Back in October 2008, a disillusioned professor under the pseudonym "Josh Smith" wrote an essay for the Chronicle of Higher Education, "I'm leaving," about his decision to exit academia. It's an interesting read, but I can't help noticing a tension between Smith's criticism of his students' intellectual laziness and his own, um, shaky analytical ability:
Grade inflation is rampant. Students think of a “B minus” as an F. I constantly get criticized for grading too harshly, even though I find my mean grade point average has risen over the past decade. A “C” to today's student is unfathomable. “Professor, I am on scholarship. How can you give me a C?” I remind them that I do not “give’” grades, but such semantics are lost on the student who yearns for an A at any cost. I tell them that I got Bs and Cs and I never complained, because I knew I deserved them. They do not believe me. (Maybe I should post my undergraduate and graduate transcripts on my office door?)
My great-uncle has the same complaint about young employees at the store he manages. Why do they think that $2 an hour is so unreasonable? After all, he was paid less than 50 cents an hour when he was young, and he didn't complain...

4 comments:

Samson said...

Hourly wages have no upper bound, but grades do. That makes a big difference.

tcspears said...

This seems like a poor analogy. Grade inflation is bad because it makes the college transcript a noisier signal of individual talent/productivity, which is important given the important role of education as a signal of worker productivity in the labor market (i.e. Spence 1973).

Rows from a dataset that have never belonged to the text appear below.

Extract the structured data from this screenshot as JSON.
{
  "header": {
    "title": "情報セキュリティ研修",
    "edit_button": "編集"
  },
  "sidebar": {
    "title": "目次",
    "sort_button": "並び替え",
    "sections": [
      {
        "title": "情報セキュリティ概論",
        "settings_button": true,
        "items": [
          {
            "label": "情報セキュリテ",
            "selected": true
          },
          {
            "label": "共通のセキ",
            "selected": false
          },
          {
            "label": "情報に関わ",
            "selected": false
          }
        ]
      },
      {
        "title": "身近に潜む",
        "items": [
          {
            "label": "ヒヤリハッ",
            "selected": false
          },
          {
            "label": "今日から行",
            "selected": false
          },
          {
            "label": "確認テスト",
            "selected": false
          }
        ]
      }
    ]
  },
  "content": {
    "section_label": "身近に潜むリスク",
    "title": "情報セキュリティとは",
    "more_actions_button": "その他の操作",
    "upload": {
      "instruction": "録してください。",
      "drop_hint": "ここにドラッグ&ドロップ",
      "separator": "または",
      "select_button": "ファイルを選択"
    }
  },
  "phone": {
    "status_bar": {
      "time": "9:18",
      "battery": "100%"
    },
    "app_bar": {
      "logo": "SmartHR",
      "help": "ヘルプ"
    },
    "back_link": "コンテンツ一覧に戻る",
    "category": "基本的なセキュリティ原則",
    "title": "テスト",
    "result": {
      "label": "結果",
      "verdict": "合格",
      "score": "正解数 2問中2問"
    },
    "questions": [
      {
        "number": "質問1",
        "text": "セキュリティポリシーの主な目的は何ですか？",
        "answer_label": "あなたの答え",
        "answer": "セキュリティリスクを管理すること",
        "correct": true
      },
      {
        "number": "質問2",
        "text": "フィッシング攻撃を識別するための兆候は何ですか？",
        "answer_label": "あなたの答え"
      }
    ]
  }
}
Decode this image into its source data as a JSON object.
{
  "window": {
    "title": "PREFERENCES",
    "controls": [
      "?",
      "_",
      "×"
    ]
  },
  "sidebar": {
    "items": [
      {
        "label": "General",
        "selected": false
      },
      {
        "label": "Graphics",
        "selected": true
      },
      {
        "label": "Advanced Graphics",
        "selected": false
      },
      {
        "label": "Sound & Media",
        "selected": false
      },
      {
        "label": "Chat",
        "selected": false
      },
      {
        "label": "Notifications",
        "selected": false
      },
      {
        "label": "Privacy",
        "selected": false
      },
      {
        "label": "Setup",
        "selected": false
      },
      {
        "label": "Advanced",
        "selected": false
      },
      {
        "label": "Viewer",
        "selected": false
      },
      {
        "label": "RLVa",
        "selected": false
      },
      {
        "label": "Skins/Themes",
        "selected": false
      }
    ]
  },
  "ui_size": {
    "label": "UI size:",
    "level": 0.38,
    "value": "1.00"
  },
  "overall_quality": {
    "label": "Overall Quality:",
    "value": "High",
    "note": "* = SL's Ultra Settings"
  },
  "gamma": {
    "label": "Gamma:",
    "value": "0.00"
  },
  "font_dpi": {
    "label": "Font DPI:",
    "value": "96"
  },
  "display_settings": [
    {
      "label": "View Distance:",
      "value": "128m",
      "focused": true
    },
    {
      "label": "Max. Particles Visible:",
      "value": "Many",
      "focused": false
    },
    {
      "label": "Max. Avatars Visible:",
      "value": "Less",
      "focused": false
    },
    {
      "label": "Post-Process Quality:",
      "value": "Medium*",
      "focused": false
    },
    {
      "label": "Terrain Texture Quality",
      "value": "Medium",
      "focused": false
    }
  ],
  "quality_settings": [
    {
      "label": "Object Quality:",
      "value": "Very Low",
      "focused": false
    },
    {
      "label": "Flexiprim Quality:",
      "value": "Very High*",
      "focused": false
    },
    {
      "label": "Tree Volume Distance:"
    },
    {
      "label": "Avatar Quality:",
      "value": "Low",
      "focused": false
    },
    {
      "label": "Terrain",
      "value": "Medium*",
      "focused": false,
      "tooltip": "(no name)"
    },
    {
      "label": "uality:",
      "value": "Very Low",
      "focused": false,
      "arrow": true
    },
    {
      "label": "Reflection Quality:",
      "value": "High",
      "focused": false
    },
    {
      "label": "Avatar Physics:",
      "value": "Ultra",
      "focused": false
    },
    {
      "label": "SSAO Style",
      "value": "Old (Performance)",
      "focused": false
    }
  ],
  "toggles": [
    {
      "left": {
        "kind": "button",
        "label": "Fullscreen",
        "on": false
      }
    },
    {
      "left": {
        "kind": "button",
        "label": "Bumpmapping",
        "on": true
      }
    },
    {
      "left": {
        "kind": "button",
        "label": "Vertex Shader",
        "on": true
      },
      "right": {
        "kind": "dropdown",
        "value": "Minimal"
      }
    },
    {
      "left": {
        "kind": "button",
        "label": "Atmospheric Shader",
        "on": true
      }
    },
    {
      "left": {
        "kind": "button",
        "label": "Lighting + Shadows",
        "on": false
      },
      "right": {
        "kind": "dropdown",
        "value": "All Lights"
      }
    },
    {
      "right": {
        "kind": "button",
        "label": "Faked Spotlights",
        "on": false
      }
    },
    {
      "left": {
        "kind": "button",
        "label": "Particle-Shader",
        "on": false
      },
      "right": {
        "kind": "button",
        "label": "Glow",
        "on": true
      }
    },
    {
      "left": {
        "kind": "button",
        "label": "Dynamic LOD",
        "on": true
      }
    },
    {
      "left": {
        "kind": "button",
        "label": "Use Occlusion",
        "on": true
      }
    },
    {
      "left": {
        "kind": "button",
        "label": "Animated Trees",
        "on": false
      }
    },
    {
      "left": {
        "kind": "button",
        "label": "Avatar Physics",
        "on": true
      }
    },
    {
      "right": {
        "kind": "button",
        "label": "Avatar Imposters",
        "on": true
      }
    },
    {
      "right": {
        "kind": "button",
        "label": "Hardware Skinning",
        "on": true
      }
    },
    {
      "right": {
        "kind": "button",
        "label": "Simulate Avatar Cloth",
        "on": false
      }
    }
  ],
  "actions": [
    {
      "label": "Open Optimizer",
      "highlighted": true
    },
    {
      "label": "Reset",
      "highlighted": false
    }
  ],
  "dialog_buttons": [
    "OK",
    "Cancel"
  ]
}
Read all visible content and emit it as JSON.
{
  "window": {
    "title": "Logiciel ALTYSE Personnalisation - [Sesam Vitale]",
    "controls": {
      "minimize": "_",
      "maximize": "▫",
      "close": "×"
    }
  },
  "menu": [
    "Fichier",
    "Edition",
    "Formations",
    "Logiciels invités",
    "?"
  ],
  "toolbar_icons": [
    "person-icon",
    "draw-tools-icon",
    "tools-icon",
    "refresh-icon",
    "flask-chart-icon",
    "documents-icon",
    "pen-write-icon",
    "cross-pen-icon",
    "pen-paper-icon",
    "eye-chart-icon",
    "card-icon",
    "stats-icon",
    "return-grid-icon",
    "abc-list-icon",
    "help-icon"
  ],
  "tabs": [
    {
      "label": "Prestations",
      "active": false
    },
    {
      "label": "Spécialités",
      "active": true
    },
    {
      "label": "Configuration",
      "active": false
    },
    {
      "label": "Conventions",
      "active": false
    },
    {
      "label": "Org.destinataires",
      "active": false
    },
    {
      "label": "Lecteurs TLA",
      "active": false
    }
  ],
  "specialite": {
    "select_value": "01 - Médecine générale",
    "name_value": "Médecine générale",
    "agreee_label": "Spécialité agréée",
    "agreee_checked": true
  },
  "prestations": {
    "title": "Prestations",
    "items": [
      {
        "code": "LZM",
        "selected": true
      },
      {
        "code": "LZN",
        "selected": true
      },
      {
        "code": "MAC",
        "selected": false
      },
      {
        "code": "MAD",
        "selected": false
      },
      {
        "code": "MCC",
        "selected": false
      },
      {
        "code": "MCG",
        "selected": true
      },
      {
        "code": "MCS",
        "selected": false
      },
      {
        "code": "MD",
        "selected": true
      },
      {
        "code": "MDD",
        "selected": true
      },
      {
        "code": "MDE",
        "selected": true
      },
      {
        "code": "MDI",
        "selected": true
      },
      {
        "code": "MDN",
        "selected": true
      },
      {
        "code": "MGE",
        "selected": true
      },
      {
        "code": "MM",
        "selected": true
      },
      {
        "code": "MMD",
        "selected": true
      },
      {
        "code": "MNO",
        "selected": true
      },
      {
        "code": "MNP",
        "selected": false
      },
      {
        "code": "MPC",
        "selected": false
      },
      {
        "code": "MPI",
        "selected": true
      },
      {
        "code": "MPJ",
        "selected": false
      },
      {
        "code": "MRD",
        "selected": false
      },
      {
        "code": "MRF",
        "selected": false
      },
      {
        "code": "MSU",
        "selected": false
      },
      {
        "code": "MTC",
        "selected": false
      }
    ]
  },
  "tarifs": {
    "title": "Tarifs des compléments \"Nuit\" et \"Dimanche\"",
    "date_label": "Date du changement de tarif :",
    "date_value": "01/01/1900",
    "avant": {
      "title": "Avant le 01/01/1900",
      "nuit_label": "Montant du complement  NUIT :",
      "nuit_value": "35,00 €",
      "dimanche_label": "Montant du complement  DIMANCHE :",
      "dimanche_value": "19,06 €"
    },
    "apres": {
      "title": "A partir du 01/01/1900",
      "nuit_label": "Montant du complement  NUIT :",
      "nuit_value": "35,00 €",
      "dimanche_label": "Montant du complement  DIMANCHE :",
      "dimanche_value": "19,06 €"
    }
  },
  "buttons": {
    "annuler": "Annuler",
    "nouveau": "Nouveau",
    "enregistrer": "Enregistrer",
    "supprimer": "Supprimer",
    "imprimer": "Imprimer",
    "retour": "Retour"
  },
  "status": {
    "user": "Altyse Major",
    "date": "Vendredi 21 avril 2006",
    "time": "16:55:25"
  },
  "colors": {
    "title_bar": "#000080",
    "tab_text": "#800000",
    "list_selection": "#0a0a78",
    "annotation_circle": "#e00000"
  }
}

Even if the average student is getting smarter (I seriously doubt that), it's still important to have relative distinctions between student quality -- that's what's important for ensuring the existence of a separating equilibrium in the labor market.

Amber said...

As Samson says, grade inflation wouldn't be a problem--that is, if we had AA, AAA, etc. in addition to As and Bs. The issue is grade compression--the fact that there are only four possible grades (A, A-, B+, B) to give.

Grades have both absolute and relative value (I'd argue more of the latter). If the fact of the matter is that no students are doing C-quality work these days, so be it (although I have my doubts), but we also need a way to distinguish among today's students, which is increasingly difficult with grade compression.

Anonymous said...

I think your assessment of John Smith's analytic capabilities is too harsh. Grade inflation is a common bigram with a well understood meaning. It's fair to complain about it as nonsense but not particularly fair to fault the writer for using a phrase that readers understand quickly.